The March 18–20, 1956 nor'easter was a significant winter storm in the United States that affected the Mid-Atlantic States and southern New England. The storm ranked as Category 1, or "notable", on the Northeast Snowfall Impact Scale. A high-pressure area north of New York State, developing in the wake of another system on March 15–16, provided cold air for the snowfall. It was among a series of snowstorms to affect the region during the month.

The initial low pressure center moved southeastward into the Ohio Valley as a weak cyclone between March and March 17. As it approached the U.S. East Coast, a secondary low formed over Virginia on March 18 and gradually intensified. The primary storm dissipated shortly thereafter, and the new low emerged over the western Atlantic Ocean as it drifted northeastward.

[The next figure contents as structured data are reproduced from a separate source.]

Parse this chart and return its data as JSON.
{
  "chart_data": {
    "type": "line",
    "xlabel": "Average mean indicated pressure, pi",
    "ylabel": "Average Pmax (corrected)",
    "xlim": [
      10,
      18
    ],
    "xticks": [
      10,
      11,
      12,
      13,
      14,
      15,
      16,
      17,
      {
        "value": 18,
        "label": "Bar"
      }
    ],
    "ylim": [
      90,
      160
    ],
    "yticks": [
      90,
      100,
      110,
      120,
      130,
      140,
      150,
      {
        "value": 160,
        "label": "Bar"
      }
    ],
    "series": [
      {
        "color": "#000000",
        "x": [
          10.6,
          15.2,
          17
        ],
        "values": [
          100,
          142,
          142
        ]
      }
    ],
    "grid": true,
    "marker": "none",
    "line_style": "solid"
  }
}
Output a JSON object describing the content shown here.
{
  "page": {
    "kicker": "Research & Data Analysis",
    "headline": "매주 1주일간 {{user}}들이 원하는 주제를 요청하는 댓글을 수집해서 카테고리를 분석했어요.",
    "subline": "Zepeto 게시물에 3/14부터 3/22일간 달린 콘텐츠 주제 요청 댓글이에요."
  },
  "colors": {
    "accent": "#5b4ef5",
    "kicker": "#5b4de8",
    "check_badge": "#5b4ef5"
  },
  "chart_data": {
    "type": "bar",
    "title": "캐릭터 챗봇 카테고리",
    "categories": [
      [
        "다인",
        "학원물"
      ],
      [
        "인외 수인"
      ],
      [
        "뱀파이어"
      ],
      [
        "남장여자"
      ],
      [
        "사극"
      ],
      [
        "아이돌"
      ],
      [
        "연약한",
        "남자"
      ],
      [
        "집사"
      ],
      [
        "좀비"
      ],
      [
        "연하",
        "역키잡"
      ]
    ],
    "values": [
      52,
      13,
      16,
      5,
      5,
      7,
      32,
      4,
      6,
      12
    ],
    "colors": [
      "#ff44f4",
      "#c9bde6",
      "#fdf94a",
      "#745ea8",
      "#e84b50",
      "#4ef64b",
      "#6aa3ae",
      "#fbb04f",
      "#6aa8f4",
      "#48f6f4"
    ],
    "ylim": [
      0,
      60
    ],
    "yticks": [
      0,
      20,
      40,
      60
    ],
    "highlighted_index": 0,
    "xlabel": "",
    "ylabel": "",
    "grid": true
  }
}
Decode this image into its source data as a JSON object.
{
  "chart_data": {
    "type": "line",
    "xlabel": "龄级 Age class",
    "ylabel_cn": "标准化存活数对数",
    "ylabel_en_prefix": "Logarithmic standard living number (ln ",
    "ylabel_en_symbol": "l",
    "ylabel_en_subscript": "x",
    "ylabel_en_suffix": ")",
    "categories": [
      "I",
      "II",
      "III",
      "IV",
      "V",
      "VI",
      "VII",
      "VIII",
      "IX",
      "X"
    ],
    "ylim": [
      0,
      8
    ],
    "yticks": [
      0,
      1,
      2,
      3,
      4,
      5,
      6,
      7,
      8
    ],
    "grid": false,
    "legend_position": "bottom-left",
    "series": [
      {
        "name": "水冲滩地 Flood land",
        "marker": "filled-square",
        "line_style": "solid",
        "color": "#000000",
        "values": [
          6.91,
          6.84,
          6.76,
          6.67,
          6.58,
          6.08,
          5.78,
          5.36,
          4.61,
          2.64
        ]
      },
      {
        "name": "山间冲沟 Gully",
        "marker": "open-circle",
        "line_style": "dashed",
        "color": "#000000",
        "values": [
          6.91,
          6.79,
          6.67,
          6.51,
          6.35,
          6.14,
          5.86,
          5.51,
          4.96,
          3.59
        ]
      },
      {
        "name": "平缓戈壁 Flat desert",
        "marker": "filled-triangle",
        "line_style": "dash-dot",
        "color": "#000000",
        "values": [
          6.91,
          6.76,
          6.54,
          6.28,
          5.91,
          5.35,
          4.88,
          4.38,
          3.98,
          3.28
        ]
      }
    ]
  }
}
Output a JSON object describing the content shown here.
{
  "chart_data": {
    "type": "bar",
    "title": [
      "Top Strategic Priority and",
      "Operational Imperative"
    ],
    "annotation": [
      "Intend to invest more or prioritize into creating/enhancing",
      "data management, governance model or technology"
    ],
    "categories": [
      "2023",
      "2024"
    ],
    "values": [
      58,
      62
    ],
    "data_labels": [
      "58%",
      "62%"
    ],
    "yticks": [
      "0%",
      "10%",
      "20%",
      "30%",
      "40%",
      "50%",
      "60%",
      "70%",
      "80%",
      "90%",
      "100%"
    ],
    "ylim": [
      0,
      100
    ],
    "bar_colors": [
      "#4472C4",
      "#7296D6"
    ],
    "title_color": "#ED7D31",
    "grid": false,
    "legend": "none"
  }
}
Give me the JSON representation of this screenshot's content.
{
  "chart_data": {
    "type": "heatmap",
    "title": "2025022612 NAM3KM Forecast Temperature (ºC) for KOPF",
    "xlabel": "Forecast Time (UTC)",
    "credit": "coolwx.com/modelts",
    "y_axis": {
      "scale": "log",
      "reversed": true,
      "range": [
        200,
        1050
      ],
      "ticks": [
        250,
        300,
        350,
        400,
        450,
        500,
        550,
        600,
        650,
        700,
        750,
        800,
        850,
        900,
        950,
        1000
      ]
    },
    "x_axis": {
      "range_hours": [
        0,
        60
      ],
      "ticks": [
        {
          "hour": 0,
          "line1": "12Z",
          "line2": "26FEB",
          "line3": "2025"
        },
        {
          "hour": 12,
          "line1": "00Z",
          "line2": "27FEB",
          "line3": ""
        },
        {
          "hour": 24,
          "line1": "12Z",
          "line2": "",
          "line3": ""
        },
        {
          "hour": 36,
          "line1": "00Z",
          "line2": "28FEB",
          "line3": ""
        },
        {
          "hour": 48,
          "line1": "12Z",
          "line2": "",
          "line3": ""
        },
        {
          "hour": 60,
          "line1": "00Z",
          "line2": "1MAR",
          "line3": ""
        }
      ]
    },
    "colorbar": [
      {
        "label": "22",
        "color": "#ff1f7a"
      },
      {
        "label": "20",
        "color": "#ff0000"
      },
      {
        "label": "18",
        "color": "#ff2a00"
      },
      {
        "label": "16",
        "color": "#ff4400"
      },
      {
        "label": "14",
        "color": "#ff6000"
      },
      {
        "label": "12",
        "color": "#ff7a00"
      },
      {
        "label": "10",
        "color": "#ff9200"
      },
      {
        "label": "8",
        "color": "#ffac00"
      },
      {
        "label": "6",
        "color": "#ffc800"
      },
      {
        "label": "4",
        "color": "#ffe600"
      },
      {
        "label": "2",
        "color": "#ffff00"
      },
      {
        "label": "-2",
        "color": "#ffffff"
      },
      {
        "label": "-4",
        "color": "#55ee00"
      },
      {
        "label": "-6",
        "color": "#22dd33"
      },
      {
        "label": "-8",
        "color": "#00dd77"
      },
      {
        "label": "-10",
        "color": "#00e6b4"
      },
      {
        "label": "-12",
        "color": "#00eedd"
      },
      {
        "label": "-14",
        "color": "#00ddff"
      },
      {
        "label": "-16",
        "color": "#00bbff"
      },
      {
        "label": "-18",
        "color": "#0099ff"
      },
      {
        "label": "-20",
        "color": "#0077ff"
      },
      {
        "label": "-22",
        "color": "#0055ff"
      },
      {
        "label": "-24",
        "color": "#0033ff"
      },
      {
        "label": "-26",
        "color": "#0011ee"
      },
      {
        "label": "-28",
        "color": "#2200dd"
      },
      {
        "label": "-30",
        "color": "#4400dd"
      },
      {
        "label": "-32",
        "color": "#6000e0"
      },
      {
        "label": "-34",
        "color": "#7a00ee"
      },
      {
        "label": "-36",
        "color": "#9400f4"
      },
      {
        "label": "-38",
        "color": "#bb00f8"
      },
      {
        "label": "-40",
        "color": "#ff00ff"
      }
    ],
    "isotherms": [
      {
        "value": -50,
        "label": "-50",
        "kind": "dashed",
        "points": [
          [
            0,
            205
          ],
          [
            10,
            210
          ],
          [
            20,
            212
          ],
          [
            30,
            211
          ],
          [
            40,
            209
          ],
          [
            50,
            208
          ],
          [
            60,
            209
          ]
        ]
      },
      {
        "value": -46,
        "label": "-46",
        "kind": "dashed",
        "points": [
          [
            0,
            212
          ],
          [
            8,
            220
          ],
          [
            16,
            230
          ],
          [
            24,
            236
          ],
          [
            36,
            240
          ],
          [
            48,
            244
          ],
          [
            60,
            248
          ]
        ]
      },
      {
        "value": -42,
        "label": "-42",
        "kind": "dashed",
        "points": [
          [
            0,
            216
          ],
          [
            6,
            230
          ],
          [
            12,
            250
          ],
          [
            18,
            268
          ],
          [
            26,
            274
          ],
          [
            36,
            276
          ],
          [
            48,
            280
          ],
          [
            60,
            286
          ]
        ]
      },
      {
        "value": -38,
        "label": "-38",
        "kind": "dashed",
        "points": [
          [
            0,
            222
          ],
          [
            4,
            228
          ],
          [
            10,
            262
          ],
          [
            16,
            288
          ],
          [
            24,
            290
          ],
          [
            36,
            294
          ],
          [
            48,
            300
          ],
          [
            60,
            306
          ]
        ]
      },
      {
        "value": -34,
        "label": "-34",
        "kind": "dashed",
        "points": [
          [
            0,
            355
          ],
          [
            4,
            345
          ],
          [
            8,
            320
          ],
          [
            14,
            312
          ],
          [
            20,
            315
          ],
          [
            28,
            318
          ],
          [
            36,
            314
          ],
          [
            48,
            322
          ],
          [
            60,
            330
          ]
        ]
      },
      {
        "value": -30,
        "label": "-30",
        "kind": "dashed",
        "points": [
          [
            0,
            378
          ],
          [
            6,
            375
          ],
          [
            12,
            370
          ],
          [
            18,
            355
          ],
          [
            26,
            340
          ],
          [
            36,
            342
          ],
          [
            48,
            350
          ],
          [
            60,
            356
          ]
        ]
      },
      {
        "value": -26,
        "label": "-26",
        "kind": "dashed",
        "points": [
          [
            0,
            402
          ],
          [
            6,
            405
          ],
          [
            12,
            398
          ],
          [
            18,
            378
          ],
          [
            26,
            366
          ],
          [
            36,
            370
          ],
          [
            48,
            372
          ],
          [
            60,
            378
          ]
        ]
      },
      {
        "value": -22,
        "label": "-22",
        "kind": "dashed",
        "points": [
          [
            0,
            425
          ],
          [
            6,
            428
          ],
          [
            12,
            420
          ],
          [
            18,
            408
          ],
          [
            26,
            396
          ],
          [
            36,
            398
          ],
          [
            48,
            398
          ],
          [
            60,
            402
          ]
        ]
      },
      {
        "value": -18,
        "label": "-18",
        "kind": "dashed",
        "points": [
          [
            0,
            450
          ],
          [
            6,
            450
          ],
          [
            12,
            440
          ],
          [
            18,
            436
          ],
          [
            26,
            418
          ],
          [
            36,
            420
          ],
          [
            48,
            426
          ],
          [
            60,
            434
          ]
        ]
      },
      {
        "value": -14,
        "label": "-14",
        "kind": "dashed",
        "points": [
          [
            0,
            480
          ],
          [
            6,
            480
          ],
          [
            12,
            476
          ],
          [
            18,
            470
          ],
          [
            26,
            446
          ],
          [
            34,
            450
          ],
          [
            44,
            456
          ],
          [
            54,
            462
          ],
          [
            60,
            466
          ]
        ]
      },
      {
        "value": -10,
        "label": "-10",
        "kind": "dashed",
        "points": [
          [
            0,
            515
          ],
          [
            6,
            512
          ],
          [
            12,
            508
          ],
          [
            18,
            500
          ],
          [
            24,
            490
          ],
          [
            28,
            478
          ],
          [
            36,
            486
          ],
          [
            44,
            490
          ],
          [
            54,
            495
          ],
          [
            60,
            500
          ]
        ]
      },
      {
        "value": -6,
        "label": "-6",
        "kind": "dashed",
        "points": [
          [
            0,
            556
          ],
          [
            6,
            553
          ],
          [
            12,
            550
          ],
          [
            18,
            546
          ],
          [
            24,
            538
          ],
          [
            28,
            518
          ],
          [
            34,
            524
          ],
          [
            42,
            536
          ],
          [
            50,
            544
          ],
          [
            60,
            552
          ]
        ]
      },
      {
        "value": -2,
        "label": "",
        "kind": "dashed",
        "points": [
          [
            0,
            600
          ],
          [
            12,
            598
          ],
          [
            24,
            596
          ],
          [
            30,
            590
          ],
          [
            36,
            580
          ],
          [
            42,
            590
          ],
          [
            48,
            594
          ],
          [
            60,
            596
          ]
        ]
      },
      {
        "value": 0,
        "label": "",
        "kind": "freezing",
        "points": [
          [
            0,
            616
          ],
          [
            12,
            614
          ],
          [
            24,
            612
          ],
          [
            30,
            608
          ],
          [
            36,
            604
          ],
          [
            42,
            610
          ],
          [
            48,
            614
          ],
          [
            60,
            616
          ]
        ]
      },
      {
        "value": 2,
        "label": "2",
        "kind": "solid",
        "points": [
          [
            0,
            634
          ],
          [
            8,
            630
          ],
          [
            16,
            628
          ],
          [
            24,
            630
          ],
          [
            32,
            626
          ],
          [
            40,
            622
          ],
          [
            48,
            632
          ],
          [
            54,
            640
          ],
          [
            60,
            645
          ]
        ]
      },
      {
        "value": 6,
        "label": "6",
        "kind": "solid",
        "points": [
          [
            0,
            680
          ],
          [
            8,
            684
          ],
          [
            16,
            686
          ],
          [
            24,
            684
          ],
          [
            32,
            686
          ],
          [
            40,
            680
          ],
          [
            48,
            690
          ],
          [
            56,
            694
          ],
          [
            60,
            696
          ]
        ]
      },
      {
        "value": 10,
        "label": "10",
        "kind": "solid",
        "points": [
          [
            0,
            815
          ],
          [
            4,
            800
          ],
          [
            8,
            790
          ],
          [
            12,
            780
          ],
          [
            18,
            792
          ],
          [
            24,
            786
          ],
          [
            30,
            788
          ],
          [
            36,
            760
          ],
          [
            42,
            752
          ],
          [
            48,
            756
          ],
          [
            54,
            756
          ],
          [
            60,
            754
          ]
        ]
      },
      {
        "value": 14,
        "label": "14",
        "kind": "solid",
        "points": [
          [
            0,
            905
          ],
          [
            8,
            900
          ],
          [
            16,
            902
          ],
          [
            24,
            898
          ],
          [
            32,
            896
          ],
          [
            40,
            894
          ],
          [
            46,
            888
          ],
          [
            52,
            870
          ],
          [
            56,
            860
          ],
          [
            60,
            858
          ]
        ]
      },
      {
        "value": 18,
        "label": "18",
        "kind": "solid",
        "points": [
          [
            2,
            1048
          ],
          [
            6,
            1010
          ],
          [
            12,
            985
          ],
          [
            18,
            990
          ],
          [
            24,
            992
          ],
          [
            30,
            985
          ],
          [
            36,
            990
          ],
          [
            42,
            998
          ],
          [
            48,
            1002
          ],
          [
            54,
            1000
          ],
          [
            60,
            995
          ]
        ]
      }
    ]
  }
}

It intensified to reach a minimum barometric pressure of 1000 millibars before moving out of the region.

Precipitation began late on March 18 and ended across southern New England late the next day. Areas of northern New Jersey, southern New York, Connecticut, and Massachusetts received snowfall totals exceeding 20 in. According to local newspaper reports, the storm
was poorly forecast and caught travelers off-guard. The storm was not widespread, but it dropped heavy snowfall throughout densely populated areas. It had a severe and deadly impact, killing approximately 162 people. In Connecticut, it was considered the worst March blizzard of the century, having left drifts of snow 14 ft high.